NEW YORK: US natural gas futures fell about 3% on Friday on near-record output and ample supplies of the fuel in storage.
That price decline came despite strong liquefied natural gas (LNG) exports and forecasts for the weather to remain hotter than normal through late August.
The heat means homes and businesses will likely keep their air conditioners cranked up until the end of the month, forcing power generators to burn more gas than usual for this time of year.

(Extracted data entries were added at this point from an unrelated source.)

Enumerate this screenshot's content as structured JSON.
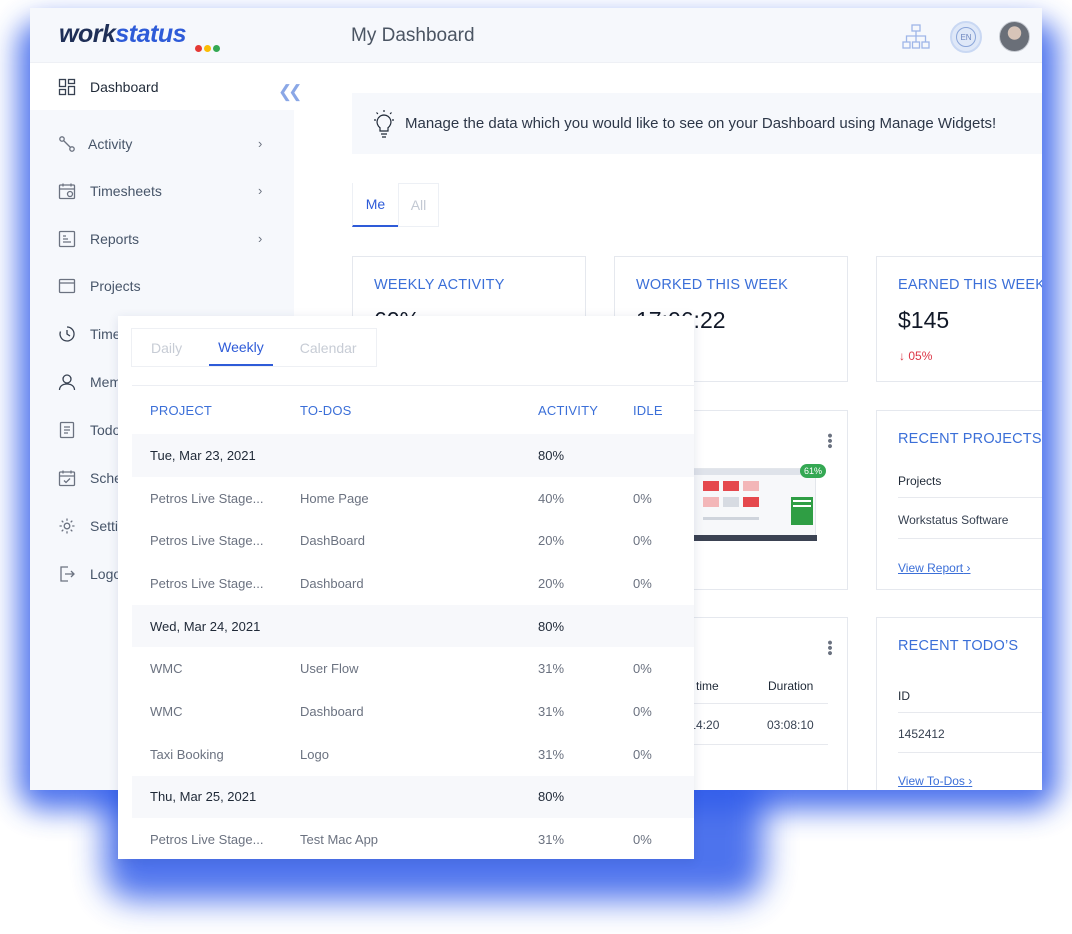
{
  "brand": {
    "logo_part1": "work",
    "logo_part2": "status",
    "dot_colors": [
      "#e53935",
      "#fbbc05",
      "#34a853"
    ]
  },
  "header": {
    "title": "My Dashboard",
    "lang_label": "EN"
  },
  "sidebar": {
    "items": [
      {
        "label": "Dashboard",
        "icon": "dashboard-grid-icon",
        "active": true
      },
      {
        "label": "Activity",
        "icon": "activity-icon",
        "chevron": true
      },
      {
        "label": "Timesheets",
        "icon": "calendar-clock-icon",
        "chevron": true
      },
      {
        "label": "Reports",
        "icon": "report-icon",
        "chevron": true
      },
      {
        "label": "Projects",
        "icon": "folder-icon"
      },
      {
        "label": "Time",
        "icon": "timer-icon"
      },
      {
        "label": "Mem",
        "icon": "member-icon"
      },
      {
        "label": "Todo",
        "icon": "todo-icon"
      },
      {
        "label": "Sche",
        "icon": "schedule-icon"
      },
      {
        "label": "Setti",
        "icon": "settings-icon"
      },
      {
        "label": "Logo",
        "icon": "logout-icon"
      }
    ]
  },
  "tip": {
    "text": "Manage the data which you would like to see on your Dashboard using Manage Widgets!"
  },
  "scope_tabs": {
    "me": "Me",
    "all": "All"
  },
  "cards": {
    "weekly_activity": {
      "title": "WEEKLY ACTIVITY",
      "value": "60%"
    },
    "worked": {
      "title": "WORKED THIS WEEK",
      "value": "17:06:22"
    },
    "earned": {
      "title": "EARNED THIS WEEK",
      "value": "$145",
      "delta": "05%"
    },
    "screenshot_badge": "61%",
    "timeline": {
      "col_stop": "p time",
      "col_duration": "Duration",
      "stop_value": ":14:20",
      "duration_value": "03:08:10"
    },
    "recent_projects": {
      "title": "RECENT PROJECTS",
      "col": "Projects",
      "row": "Workstatus Software",
      "link": "View Report"
    },
    "recent_todos": {
      "title": "RECENT TODO’S",
      "col": "ID",
      "row": "1452412",
      "link": "View To-Dos"
    }
  },
  "popup": {
    "tabs": [
      "Daily",
      "Weekly",
      "Calendar"
    ],
    "active_tab": "Weekly",
    "columns": [
      "PROJECT",
      "TO-DOS",
      "ACTIVITY",
      "IDLE"
    ],
    "rows": [
      {
        "type": "day",
        "project": "Tue, Mar 23, 2021",
        "todo": "",
        "activity": "80%",
        "idle": ""
      },
      {
        "type": "item",
        "project": "Petros Live Stage...",
        "todo": "Home Page",
        "activity": "40%",
        "idle": "0%"
      },
      {
        "type": "item",
        "project": "Petros Live Stage...",
        "todo": "DashBoard",
        "activity": "20%",
        "idle": "0%"
      },
      {
        "type": "item",
        "project": "Petros Live Stage...",
        "todo": "Dashboard",
        "activity": "20%",
        "idle": "0%"
      },
      {
        "type": "day",
        "project": "Wed, Mar 24, 2021",
        "todo": "",
        "activity": "80%",
        "idle": ""
      },
      {
        "type": "item",
        "project": "WMC",
        "todo": "User Flow",
        "activity": "31%",
        "idle": "0%"
      },
      {
        "type": "item",
        "project": "WMC",
        "todo": "Dashboard",
        "activity": "31%",
        "idle": "0%"
      },
      {
        "type": "item",
        "project": "Taxi Booking",
        "todo": "Logo",
        "activity": "31%",
        "idle": "0%"
      },
      {
        "type": "day",
        "project": "Thu, Mar 25, 2021",
        "todo": "",
        "activity": "80%",
        "idle": ""
      },
      {
        "type": "item",
        "project": "Petros Live Stage...",
        "todo": "Test Mac App",
        "activity": "31%",
        "idle": "0%"
      }
    ]
  }
}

More than 40% of the electricity produced in the US comes from gas-fired power plants.
Front-month gas futures for September delivery on the New York Mercantile Exchange fell 7.7 cents, or 2.5%, to settle at $2.99 per million British thermal units.

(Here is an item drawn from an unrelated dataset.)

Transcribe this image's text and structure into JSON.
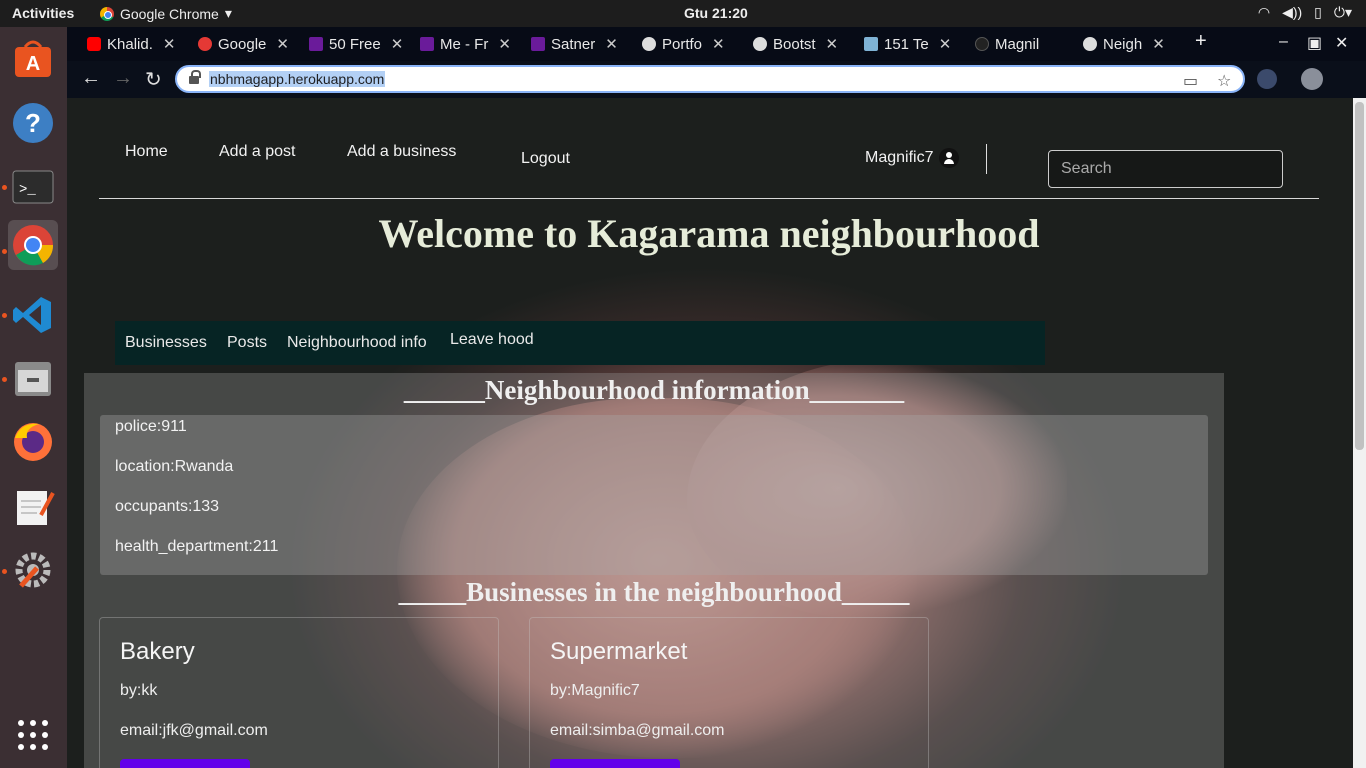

That put the contract down for a third week in a row, losing about 3% this week, 1% last week, and 13% three weeks ago.
In a sign that the market is not worried about having enough gas supplies this winter, the premium of futures for March over April 2026 was on track to fall to a record low on Friday.
The industry calls the March-April spread the “widow maker” because rapid price moves resulting from changing weather forecasts have forced some speculators out of business, including the Amaranth hedge fund, which lost more than $6 billion in 2006.
Traders use the March-April and October-November spreads to bet on winter weather forecasts and supply and demand.
March is the last month of the winter heating season when utilities pull gas out of storage and October is the last month of the summer cooling season when utilities inject gas into storage. Despite a hotter-than-usual summer, record output has allowed energy firms to inject more gas into storage than usual in recent months.